# XPS for rim joist



## joecaption (Nov 30, 2011)

Tight to the rim, you do not want any air space.


----------



## Windows on Wash (Aug 30, 2011)

joecaption said:


> Tight to the rim, you do not want any air space.



:thumbup:

That right there.


----------



## Mikenra (Jan 8, 2012)

That's unfortunately what I thought. With the cavity being used as a wire chase, not possible. Don't think foam is a viable option since I'd have to de rate the wires encased in it. Any thoughts?


----------



## Windows on Wash (Aug 30, 2011)

As long as it is airtight, the offset is not that bad.
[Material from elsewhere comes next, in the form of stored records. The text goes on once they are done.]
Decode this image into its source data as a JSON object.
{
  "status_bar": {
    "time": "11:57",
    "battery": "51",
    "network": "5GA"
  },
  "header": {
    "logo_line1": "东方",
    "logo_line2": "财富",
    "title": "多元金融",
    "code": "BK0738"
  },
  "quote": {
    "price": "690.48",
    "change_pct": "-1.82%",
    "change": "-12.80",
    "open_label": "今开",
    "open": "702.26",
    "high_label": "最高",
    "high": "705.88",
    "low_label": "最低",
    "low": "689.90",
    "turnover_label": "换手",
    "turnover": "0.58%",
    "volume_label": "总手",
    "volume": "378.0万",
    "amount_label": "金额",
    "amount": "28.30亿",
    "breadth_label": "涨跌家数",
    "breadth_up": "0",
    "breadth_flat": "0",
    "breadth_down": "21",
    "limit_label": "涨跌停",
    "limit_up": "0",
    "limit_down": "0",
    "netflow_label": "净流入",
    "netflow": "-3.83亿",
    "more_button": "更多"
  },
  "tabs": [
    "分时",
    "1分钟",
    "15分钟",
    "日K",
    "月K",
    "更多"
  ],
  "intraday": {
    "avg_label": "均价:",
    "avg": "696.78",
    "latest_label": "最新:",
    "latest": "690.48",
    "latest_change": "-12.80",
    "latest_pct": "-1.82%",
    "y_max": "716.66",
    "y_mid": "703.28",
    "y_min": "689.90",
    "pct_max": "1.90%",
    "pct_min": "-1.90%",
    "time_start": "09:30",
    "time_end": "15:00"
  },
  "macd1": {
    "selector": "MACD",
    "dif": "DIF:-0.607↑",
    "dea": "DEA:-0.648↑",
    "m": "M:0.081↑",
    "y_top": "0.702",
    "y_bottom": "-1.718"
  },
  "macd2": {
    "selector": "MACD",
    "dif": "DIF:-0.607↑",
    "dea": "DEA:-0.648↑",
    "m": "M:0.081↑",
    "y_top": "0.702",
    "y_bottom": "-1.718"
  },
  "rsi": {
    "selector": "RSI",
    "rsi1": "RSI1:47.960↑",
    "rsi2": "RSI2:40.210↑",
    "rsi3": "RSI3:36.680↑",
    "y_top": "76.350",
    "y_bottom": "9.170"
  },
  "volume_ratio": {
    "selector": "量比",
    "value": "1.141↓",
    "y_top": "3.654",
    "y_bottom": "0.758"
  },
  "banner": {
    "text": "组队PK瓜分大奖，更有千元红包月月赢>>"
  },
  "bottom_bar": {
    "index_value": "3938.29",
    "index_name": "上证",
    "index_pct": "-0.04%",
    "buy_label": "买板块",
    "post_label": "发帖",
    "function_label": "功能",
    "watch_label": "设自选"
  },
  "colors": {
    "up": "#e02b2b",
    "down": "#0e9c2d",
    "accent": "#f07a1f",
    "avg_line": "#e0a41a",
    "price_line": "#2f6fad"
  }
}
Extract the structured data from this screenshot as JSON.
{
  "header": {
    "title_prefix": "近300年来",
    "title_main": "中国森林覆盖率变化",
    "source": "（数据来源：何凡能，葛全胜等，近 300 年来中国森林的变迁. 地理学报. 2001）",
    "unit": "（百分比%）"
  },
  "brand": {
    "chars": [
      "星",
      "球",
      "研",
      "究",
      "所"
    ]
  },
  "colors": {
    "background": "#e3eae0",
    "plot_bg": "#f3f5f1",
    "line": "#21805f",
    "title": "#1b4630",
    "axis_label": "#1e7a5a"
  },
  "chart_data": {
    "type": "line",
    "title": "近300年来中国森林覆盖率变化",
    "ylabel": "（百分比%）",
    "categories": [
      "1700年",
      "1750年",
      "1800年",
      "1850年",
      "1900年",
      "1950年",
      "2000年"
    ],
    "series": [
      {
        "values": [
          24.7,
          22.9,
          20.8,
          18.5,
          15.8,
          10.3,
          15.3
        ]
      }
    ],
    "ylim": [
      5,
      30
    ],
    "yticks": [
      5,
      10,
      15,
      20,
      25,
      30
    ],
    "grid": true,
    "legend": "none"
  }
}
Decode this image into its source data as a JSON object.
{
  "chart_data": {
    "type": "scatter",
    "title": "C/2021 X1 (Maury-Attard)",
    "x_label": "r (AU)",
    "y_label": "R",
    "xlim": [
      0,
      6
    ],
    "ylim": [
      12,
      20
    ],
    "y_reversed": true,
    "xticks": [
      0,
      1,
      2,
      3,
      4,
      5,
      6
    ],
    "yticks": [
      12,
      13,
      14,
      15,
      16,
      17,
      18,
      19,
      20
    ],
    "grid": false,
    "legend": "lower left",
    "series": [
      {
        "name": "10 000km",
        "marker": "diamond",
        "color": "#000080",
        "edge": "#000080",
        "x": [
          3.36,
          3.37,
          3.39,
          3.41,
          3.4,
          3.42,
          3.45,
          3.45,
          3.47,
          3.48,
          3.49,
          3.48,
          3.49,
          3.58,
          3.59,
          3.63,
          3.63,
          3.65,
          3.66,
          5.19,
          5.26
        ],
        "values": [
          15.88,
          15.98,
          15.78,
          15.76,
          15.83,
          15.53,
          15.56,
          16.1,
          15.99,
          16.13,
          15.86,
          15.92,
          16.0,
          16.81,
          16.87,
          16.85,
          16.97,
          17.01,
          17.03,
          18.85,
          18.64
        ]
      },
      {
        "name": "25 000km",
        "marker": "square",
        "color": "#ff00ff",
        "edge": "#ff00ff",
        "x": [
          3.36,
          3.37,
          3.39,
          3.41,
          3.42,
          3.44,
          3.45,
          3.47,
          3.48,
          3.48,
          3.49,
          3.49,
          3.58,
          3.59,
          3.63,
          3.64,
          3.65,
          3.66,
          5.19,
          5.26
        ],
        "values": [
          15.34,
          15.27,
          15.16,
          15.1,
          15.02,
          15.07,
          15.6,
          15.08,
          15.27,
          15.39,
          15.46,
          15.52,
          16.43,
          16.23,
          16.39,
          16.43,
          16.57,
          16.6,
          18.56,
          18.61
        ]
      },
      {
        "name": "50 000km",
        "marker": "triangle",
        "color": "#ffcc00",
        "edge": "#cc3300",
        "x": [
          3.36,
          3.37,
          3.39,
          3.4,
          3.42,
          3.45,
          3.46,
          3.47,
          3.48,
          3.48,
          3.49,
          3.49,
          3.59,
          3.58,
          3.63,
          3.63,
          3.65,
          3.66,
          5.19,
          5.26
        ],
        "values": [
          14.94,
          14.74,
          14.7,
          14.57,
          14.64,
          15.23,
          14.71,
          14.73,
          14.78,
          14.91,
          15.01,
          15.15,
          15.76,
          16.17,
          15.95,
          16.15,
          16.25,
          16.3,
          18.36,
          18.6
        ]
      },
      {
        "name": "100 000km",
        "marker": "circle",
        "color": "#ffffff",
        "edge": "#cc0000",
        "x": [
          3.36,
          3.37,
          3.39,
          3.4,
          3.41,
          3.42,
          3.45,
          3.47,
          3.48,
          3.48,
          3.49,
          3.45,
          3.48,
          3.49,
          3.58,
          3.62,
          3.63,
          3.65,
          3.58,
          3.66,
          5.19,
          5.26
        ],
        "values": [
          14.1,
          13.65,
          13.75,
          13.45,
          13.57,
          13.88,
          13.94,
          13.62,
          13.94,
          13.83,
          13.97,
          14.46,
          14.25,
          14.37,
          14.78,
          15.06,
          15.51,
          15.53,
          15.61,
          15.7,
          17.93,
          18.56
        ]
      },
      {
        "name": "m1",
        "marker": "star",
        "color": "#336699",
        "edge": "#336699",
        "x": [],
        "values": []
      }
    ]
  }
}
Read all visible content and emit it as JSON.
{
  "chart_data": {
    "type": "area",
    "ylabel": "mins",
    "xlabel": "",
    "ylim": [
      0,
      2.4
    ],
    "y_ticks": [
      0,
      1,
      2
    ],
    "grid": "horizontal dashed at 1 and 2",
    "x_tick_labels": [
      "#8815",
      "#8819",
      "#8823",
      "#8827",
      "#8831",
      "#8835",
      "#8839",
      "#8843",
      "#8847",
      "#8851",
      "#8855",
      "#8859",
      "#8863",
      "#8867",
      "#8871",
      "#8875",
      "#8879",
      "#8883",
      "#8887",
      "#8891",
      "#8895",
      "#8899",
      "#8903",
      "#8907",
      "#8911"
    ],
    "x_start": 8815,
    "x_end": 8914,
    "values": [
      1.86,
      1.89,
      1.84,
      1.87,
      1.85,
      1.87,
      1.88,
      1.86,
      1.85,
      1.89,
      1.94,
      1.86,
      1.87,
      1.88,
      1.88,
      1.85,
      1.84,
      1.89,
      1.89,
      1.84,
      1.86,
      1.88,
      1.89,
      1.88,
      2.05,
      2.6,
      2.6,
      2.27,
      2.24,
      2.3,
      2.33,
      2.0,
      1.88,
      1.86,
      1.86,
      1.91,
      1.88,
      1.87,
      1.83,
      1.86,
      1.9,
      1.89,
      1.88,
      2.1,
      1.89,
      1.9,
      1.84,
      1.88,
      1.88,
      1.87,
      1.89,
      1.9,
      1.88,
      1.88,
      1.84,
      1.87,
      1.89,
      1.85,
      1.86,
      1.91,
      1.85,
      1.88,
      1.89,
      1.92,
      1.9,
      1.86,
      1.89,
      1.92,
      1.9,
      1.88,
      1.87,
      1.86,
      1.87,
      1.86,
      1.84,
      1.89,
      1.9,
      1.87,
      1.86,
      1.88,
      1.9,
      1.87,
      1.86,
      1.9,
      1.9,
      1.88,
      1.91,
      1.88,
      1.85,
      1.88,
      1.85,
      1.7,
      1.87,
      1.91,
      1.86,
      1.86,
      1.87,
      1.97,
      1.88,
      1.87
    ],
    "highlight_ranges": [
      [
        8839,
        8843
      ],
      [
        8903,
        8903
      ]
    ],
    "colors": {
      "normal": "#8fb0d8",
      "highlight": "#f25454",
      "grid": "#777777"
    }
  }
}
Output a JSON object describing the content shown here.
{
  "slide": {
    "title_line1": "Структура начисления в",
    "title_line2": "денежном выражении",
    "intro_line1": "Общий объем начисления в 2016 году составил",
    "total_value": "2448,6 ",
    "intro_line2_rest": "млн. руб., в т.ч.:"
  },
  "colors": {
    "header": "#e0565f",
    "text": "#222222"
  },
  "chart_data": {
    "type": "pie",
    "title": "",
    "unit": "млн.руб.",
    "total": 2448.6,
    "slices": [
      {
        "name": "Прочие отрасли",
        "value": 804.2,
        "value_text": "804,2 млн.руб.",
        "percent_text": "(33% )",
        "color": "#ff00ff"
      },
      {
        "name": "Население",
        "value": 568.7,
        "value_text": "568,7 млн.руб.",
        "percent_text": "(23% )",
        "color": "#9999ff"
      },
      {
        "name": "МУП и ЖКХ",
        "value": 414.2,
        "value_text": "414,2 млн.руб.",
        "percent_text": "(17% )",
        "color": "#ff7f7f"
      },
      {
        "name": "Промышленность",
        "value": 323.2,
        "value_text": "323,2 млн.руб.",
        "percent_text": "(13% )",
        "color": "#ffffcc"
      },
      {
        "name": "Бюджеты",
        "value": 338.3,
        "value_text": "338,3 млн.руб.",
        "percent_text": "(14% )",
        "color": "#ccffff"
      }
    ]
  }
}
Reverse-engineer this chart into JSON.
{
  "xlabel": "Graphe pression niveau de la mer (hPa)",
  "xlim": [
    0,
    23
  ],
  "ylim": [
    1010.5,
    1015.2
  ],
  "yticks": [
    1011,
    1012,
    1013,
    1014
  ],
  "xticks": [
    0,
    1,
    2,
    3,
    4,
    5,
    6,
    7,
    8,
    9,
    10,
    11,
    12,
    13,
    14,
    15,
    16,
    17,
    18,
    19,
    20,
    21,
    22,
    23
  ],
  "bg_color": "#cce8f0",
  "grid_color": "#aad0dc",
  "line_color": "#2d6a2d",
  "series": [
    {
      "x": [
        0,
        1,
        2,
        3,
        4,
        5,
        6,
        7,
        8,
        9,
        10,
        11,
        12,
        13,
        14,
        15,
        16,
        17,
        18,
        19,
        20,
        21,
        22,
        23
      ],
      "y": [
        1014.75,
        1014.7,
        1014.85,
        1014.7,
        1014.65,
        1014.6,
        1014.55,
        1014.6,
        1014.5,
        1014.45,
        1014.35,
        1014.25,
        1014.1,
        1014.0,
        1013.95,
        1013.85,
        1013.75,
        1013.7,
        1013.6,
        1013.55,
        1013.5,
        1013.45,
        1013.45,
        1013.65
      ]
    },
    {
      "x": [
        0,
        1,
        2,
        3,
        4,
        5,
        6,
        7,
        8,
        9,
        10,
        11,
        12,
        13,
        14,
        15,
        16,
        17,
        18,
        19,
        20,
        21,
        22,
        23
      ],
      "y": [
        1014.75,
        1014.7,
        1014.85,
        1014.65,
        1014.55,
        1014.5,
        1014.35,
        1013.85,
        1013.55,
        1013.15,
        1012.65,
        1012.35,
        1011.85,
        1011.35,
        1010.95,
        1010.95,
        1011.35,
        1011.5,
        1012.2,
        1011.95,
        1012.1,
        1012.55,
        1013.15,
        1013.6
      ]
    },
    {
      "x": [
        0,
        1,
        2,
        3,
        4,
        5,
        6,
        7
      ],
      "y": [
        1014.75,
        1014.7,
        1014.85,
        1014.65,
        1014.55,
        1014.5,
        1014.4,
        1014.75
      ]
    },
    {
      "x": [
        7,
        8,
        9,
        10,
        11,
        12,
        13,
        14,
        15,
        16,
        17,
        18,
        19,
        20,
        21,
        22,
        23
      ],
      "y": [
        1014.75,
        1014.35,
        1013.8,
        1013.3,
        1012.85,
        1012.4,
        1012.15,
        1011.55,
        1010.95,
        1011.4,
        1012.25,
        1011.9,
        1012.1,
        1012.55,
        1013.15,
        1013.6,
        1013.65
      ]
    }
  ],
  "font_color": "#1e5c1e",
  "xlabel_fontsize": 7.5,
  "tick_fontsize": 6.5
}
Cut the foam tight to the framing and seal with foam or sealant. You will still be stopping the air loss/gain which is the bigger issue when it comes to energy loss.

If you want, stuff some rockwool in there before you put the foam back and seal it.


----------



## jklingel (Dec 21, 2008)

Or, poke a hole or two in the foam board and squirt in GreatStuff or the like; good luck re-wiring in the future, though.


----------



## Windows on Wash (Aug 30, 2011)

jklingel said:


> Or, poke a hole or two in the foam board and squirt in GreatStuff or the like; good luck re-wiring in the future, though.



:laughing:


----------



## jklingel (Dec 21, 2008)

Yeah, some folks are just looking for the quick and dirty answer, so I thought I'd throw that one out. If the house is almost expired anyway, it may be applicable. I'd hate him/her forever if I ever had to re-wire in there, though.


----------



## Mikenra (Jan 8, 2012)

jklingel said:


> Yeah, some folks are just looking for the quick and dirty answer, so I thought I'd throw that one out. If the house is almost expired anyway, it may be applicable. I'd hate him/her forever if I ever had to re-wire in there, though.


Nope just looking for the right answer. Think I got it. Thanks all!


----------